Outlook: What to Watch in Coming Quarters

POSITIVE CATALYSTS

  • Revenue stabilisation above ₹20 crores quarterly would restore confidence in business sustainability
  • Consistent quarterly performance over next 2-3 quarters could justify premium valuation multiples
  • Entry of institutional investors (mutual funds or FIIs) would provide credibility and liquidity support
  • Deployment of ₹50 crores cash into growth initiatives could accelerate business expansion
  • Margin sustainability above 60% PAT margin would demonstrate pricing power resilience

RED FLAGS TO MONITOR

  • Further revenue decline below ₹10 crores in Q3 FY26 would confirm structural deterioration
  • Margin compression from current 75% operating margin levels would pressure profitability
  • Continued absence of institutional buying despite strong ROE signals fundamental concerns
  • Inability to deploy cash productively suggests limited growth opportunities in addressable market
  • Break below ₹400 support level could trigger significant technical selling pressure

The Verdict: Exceptional Metrics Cannot Justify Unpredictable Earnings

STRONG SELL

Score: 28/100

For Fresh Investors: Avoid initiating positions at current levels. The combination of severe revenue volatility (59.45% QoQ decline), expensive valuation (P/E 25.59x, P/BV 5.99x), and complete absence of institutional ownership creates an unfavourable risk-reward profile. Whilst the 32.11% ROE is impressive, the unpredictable earnings stream makes valuation justification nearly impossible. Wait for sustained revenue stabilisation and valuation correction before considering entry.

For Existing Holders: Consider reducing exposure on any near-term rallies towards ₹550-600 levels. The 59.45% quarter-on-quarter revenue collapse in Q2 FY26 raises serious questions about earnings sustainability that the market has not yet fully priced in. Whilst long-term holders have enjoyed exceptional returns (118.02% over past year), the risk of significant downside correction has increased materially. Book partial profits to protect gains, particularly given the stock's high beta of 1.50 and 48.32% volatility.

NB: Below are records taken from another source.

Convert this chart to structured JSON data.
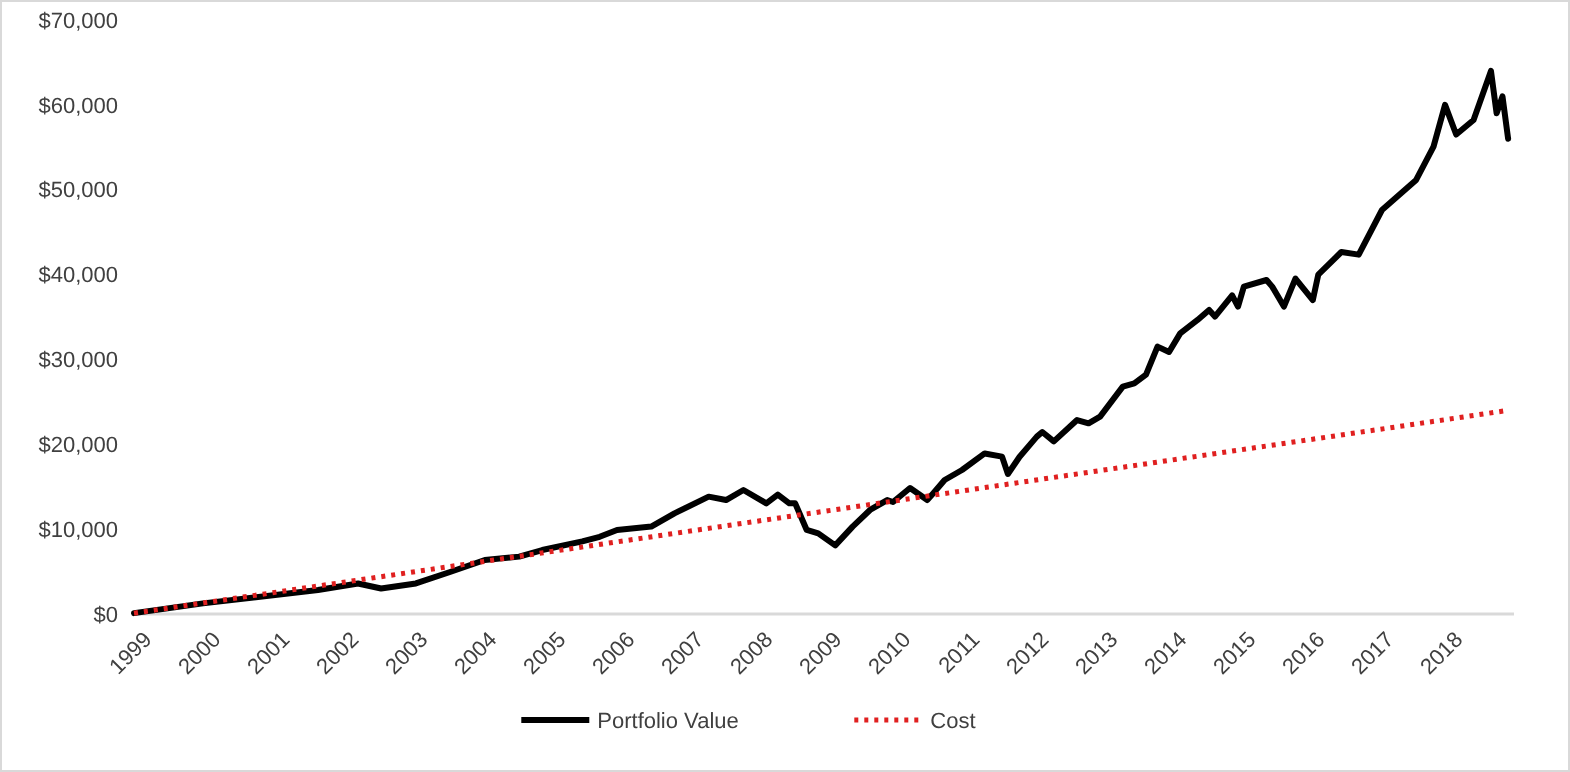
{
  "chart_data": {
    "type": "line",
    "xlim": [
      "1999-01",
      "2019-01"
    ],
    "xticks": [
      "1999",
      "2000",
      "2001",
      "2002",
      "2003",
      "2004",
      "2005",
      "2006",
      "2007",
      "2008",
      "2009",
      "2010",
      "2011",
      "2012",
      "2013",
      "2014",
      "2015",
      "2016",
      "2017",
      "2018"
    ],
    "ylim": [
      0,
      70000
    ],
    "yticks": [
      {
        "value": 0,
        "label": "$0"
      },
      {
        "value": 10000,
        "label": "$10,000"
      },
      {
        "value": 20000,
        "label": "$20,000"
      },
      {
        "value": 30000,
        "label": "$30,000"
      },
      {
        "value": 40000,
        "label": "$40,000"
      },
      {
        "value": 50000,
        "label": "$50,000"
      },
      {
        "value": 60000,
        "label": "$60,000"
      },
      {
        "value": 70000,
        "label": "$70,000"
      }
    ],
    "grid": false,
    "legend": "bottom",
    "marker": "none",
    "series": [
      {
        "name": "Portfolio Value",
        "color": "#000000",
        "line_style": "solid",
        "x": [
          "1999-01",
          "2000-01",
          "2001-09",
          "2002-04",
          "2002-08",
          "2003-02",
          "2003-08",
          "2004-02",
          "2004-08",
          "2004-12",
          "2005-07",
          "2005-10",
          "2006-01",
          "2006-07",
          "2006-11",
          "2007-05",
          "2007-08",
          "2007-11",
          "2008-03",
          "2008-05",
          "2008-07",
          "2008-08",
          "2008-10",
          "2008-12",
          "2009-03",
          "2009-06",
          "2009-09",
          "2009-12",
          "2010-01",
          "2010-04",
          "2010-07",
          "2010-08",
          "2010-10",
          "2011-01",
          "2011-05",
          "2011-08",
          "2011-09",
          "2011-11",
          "2012-02",
          "2012-03",
          "2012-05",
          "2012-09",
          "2012-11",
          "2013-01",
          "2013-05",
          "2013-07",
          "2013-09",
          "2013-11",
          "2014-01",
          "2014-03",
          "2014-06",
          "2014-08",
          "2014-09",
          "2014-12",
          "2015-01",
          "2015-02",
          "2015-06",
          "2015-07",
          "2015-09",
          "2015-11",
          "2016-02",
          "2016-03",
          "2016-07",
          "2016-10",
          "2017-02",
          "2017-08",
          "2017-11",
          "2018-01",
          "2018-03",
          "2018-06",
          "2018-09",
          "2018-10",
          "2018-11",
          "2018-12"
        ],
        "values": [
          100,
          1250,
          2830,
          3600,
          3000,
          3600,
          4950,
          6360,
          6760,
          7540,
          8560,
          9100,
          9900,
          10300,
          11860,
          13830,
          13430,
          14610,
          13040,
          14060,
          13040,
          13040,
          9900,
          9500,
          8090,
          10300,
          12260,
          13430,
          13200,
          14850,
          13430,
          14210,
          15790,
          16970,
          18920,
          18550,
          16500,
          18500,
          20900,
          21450,
          20340,
          22860,
          22470,
          23260,
          26800,
          27180,
          28210,
          31510,
          30880,
          33070,
          34650,
          35830,
          35050,
          37550,
          36230,
          38580,
          39360,
          38580,
          36230,
          39520,
          37000,
          40000,
          42660,
          42350,
          47610,
          51150,
          55080,
          60000,
          56500,
          58220,
          64000,
          59000,
          61000,
          56000
        ]
      },
      {
        "name": "Cost",
        "color": "#e02020",
        "line_style": "dotted",
        "x": [
          "1999-01",
          "2000-01",
          "2001-01",
          "2002-01",
          "2003-01",
          "2004-01",
          "2005-01",
          "2006-01",
          "2007-01",
          "2008-01",
          "2009-01",
          "2010-01",
          "2011-01",
          "2012-01",
          "2013-01",
          "2014-01",
          "2015-01",
          "2016-01",
          "2017-01",
          "2018-01",
          "2018-12"
        ],
        "values": [
          100,
          1300,
          2500,
          3700,
          4900,
          6100,
          7300,
          8500,
          9700,
          10900,
          12100,
          13300,
          14500,
          15700,
          16900,
          18100,
          19300,
          20500,
          21700,
          22900,
          24000
        ]
      }
    ]
  }
}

Fair Value Estimate: ₹300-366 (33-39% downside from current price of ₹489.90)

Note— ROCE= (EBIT - Other income)/(Capital Employed - Cash - Current Investments)

⚠️ Investment Disclaimer

This article is for educational and informational purposes only and should not be construed as financial advice. Investors should conduct their own due diligence, consider their risk tolerance and investment objectives, and consult with a qualified financial advisor before making any investment decisions. Past performance is not indicative of future results. Investments in micro-cap stocks carry substantial risk and may not be suitable for all investors.